Skilled OFWs to get better pay in Japan—DOLE
Filipinos who will be hired in Japan under its new specified skilled worker residency law will receive pay equivalent to local workers, Labor Secretary Silvestre Bello III said on Thursday.
Bello who signed a memorandum of cooperation with Japanese officials in Tokyo, Japan also guaranteed the payment of better salaries for Filipino workers.
“This is why we are very thankful to the government of Japan. Aside from giving preferential priority to Filipino workers for the requirements of their industries, our workers are assured of better benefits,” he said.
He said Japan chose the Philippines to be the first to ink the agreement under the new specified skilled worker law which takes effect next week “because of Japan’s high regard for the Filipinos.”
The Department of Labor and Employment estimated that Filipino workers would corner at least 30 percent of the 350,000 available jobs Japan is opening to foreign workers effective April 1.
Under the guidelines on the deployment of foreign workers to Japan in pursuant to the labor cooperation pact signed on March 19, the ‘specified skilled workers’ will be deployed under two identified occupational categories: Specified Skilled Worker I and II.

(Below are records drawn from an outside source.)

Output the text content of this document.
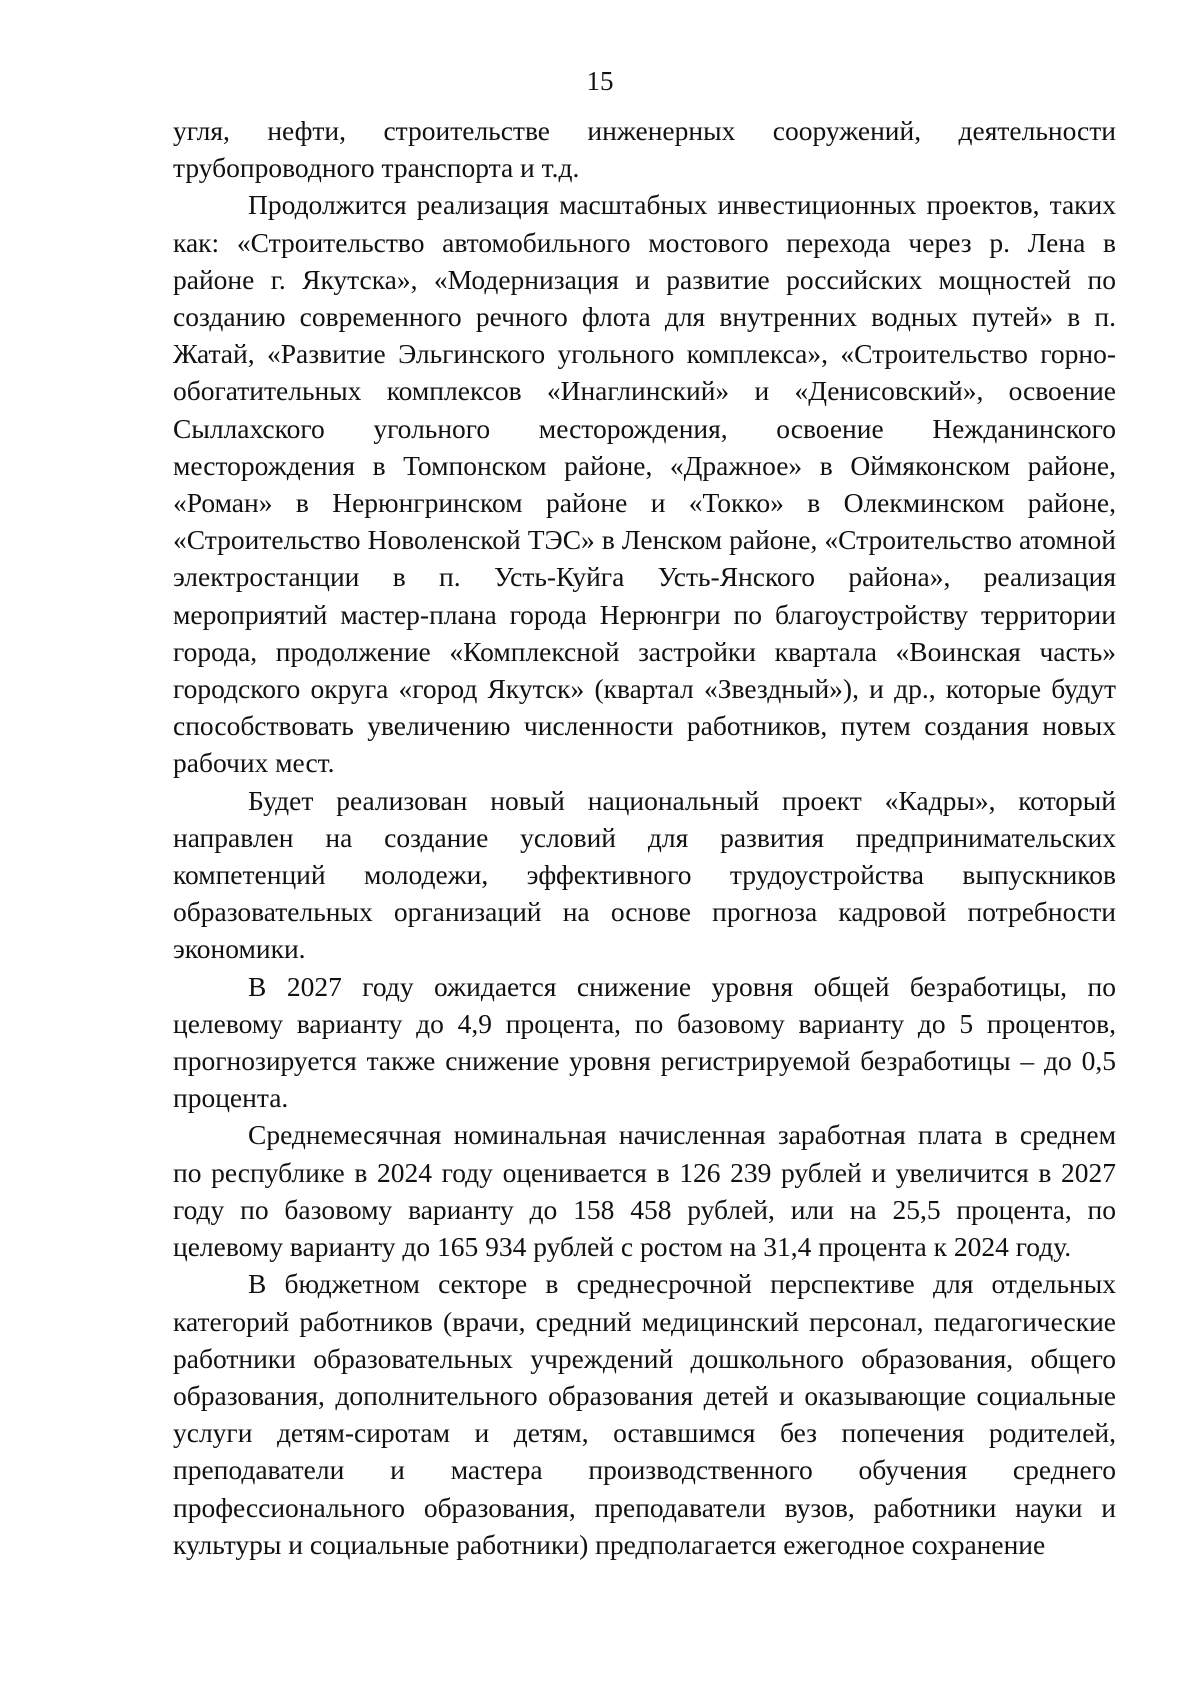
15

угля, нефти, строительстве инженерных сооружений, деятельности трубопроводного транспорта и т.д.

Продолжится реализация масштабных инвестиционных проектов, таких как: «Строительство автомобильного мостового перехода через р. Лена в районе г. Якутска», «Модернизация и развитие российских мощностей по созданию современного речного флота для внутренних водных путей» в п. Жатай, «Развитие Эльгинского угольного комплекса», «Строительство горно-обогатительных комплексов «Инаглинский» и «Денисовский», освоение Сыллахского угольного месторождения, освоение Нежданинского месторождения в Томпонском районе, «Дражное» в Оймяконском районе, «Роман» в Нерюнгринском районе и «Токко» в Олекминском районе, «Строительство Новоленской ТЭС» в Ленском районе, «Строительство атомной электростанции в п. Усть-Куйга Усть-Янского района», реализация мероприятий мастер-плана города Нерюнгри по благоустройству территории города, продолжение «Комплексной застройки квартала «Воинская часть» городского округа «город Якутск» (квартал «Звездный»), и др., которые будут способствовать увеличению численности работников, путем создания новых рабочих мест.

Будет реализован новый национальный проект «Кадры», который направлен на создание условий для развития предпринимательских компетенций молодежи, эффективного трудоустройства выпускников образовательных организаций на основе прогноза кадровой потребности экономики.

В 2027 году ожидается снижение уровня общей безработицы, по целевому варианту до 4,9 процента, по базовому варианту до 5 процентов, прогнозируется также снижение уровня регистрируемой безработицы – до 0,5 процента.

Среднемесячная номинальная начисленная заработная плата в среднем по республике в 2024 году оценивается в 126 239 рублей и увеличится в 2027 году по базовому варианту до 158 458 рублей, или на 25,5 процента, по целевому варианту до 165 934 рублей с ростом на 31,4 процента к 2024 году.

В бюджетном секторе в среднесрочной перспективе для отдельных категорий работников (врачи, средний медицинский персонал, педагогические работники образовательных учреждений дошкольного образования, общего образования, дополнительного образования детей и оказывающие социальные услуги детям-сиротам и детям, оставшимся без попечения родителей, преподаватели и мастера производственного обучения среднего профессионального образования, преподаватели вузов, работники науки и культуры и социальные работники) предполагается ежегодное сохранение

The Specified Skilled Worker I are workers with the first level of expertise and allowed to work in Japan for a maximum of five years while the Specified Skilled Worker II refers to workers with a higher level of specialization and allowed to work in Japan indefinitely based on the renewal of their employment contract.
The Philippine Overseas Employment Administration will release the list of licensed recruitment agencies that are duly authorized to engage in the recruitment and placement of specified skilled workers
Among the specified skills include those in health care, building maintenance, food services, industrial machinery, electronics, food manufacturing, agriculture, hospitality, construction, shipbuilding, fisheries and aquaculture, parts and tooling and aviation.
Applicants must be at least 18 years old, must possess considerable knowledge and skills or work experience, and must pass the Japanese Language Proficiency Test, which will be administered by Japan Foundation in the Philippines.